Credit: Erich Osterberg

Though recent changes in snowfall in the region are well-documented, this study is the first to show that the most dramatic changes in the last millennium began occurring after humans started pumping greenhouse gases into the atmosphere in the mid-nineteenth century.

In the last few decades, the average snowfall in the area has been about 18 feet. Before humans started pumping greenhouse gases into the air, annual snowfall was closer to eight or nine feet, according to Winski.

To account for the huge increase in snowfall, the researchers needed zoom out and look to climate models, too. They found that, combined with warmer, more moisture-rich air, warming waters in the western Indian and Pacific oceans created a low pressure system in the Gulf of Alaska that drove snowy weather to the region in Alaska.

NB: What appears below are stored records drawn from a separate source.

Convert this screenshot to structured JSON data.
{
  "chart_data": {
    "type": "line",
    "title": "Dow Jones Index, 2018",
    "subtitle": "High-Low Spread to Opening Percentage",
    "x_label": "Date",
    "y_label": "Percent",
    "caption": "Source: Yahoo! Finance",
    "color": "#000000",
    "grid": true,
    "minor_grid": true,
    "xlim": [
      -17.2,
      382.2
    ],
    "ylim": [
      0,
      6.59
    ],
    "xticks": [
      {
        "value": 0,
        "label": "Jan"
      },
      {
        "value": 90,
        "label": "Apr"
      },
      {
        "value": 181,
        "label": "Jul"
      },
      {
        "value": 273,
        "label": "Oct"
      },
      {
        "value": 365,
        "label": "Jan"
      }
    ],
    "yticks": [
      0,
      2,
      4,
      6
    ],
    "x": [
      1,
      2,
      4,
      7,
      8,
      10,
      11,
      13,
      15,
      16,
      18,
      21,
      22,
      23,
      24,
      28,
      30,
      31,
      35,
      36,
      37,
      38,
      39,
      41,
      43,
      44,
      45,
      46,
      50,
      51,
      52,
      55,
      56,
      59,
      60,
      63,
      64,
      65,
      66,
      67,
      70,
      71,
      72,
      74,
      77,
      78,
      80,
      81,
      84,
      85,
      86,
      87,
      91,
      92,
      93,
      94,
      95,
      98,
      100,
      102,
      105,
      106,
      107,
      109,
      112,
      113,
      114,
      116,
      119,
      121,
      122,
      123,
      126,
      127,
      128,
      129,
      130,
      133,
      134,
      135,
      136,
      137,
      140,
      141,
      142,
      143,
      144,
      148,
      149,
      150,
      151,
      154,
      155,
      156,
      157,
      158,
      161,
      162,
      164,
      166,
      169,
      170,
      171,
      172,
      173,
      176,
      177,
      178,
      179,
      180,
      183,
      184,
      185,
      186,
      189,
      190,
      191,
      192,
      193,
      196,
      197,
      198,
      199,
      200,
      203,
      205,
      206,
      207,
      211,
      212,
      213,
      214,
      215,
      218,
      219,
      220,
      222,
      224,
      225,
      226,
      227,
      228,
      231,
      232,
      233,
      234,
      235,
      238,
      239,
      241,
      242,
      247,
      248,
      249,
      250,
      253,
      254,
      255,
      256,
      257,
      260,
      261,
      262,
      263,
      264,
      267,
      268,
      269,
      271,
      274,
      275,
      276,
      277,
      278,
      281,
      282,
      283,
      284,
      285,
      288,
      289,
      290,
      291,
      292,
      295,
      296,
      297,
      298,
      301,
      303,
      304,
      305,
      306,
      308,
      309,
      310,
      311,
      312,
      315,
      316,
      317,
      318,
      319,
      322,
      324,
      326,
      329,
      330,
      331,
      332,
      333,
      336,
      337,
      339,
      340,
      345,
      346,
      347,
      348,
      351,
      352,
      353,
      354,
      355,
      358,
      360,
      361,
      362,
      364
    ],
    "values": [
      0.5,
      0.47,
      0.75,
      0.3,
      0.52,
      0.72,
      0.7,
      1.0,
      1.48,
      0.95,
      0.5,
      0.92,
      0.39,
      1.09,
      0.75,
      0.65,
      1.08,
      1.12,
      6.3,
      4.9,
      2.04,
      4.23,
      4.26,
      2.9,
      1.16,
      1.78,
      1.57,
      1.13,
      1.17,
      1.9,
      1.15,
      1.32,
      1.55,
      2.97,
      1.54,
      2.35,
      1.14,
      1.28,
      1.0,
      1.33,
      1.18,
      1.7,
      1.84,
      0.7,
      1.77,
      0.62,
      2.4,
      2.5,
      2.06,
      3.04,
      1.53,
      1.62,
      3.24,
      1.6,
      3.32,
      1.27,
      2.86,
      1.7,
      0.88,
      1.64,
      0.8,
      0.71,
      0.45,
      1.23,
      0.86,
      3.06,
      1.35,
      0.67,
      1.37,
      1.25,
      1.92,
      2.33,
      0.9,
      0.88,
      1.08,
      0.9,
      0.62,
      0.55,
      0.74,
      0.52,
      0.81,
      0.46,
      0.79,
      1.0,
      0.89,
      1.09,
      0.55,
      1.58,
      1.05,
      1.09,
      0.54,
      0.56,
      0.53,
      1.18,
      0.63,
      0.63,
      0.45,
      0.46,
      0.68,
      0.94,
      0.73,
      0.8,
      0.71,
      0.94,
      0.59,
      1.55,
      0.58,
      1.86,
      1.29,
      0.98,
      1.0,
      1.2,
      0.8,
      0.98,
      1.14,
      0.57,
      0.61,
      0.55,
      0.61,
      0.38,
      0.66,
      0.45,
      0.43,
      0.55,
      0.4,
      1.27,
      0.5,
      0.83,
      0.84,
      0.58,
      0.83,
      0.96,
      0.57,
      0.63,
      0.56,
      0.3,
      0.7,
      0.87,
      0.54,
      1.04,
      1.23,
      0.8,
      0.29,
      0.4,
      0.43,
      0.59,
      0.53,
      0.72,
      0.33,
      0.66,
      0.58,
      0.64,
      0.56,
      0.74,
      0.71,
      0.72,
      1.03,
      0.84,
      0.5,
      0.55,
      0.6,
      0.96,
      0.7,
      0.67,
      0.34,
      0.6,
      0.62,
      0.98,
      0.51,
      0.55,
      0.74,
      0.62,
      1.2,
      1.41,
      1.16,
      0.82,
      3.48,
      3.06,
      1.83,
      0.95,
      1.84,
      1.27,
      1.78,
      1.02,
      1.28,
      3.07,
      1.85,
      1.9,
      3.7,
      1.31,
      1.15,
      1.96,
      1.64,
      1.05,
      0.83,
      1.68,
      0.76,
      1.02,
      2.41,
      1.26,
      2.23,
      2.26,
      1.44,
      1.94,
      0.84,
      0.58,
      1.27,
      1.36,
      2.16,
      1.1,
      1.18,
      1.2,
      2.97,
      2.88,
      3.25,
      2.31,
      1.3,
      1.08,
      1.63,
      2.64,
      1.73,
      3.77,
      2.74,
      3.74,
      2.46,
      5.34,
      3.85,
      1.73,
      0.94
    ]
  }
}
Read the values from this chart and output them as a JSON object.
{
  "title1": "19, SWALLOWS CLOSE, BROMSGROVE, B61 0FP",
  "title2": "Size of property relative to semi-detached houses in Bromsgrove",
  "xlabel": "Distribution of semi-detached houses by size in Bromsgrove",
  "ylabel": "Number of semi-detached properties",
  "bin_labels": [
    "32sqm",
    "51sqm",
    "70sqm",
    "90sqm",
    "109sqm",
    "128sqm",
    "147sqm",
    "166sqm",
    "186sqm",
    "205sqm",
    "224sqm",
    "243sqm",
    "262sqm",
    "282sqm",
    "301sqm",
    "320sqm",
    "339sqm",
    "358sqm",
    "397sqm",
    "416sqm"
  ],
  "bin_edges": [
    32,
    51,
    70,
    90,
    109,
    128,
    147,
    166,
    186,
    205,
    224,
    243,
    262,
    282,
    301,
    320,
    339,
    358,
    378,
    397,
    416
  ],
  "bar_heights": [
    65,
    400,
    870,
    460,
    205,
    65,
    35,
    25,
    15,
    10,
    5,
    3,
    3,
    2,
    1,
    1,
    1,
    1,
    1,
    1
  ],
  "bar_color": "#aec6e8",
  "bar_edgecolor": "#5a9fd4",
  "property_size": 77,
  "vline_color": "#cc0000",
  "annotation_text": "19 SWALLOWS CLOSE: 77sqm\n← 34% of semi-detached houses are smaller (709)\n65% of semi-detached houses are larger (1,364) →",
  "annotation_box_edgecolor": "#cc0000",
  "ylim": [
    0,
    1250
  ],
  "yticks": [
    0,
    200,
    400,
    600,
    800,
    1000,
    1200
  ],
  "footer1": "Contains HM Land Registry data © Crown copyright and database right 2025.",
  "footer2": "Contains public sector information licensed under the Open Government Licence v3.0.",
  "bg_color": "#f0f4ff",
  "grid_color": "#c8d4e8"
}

This study is the latest in a series of studies that have focused on the sometimes counterintuitive effects that global warming will have on our changing climate. In November, a group of researchers at NASA found that melting sea ice could actually cause sea levels to drop in certain places, even if they contribute to overall sea level rise globally.

“One of the reasons that getting these records is so important is that climate change will affect different parts of the world differently,” lead researcher Dominic Winski of Dartmouth College told VICE News. “If we’re going to prepare for the future, knowing how climate change will affect specific regions of the world is extremely important.”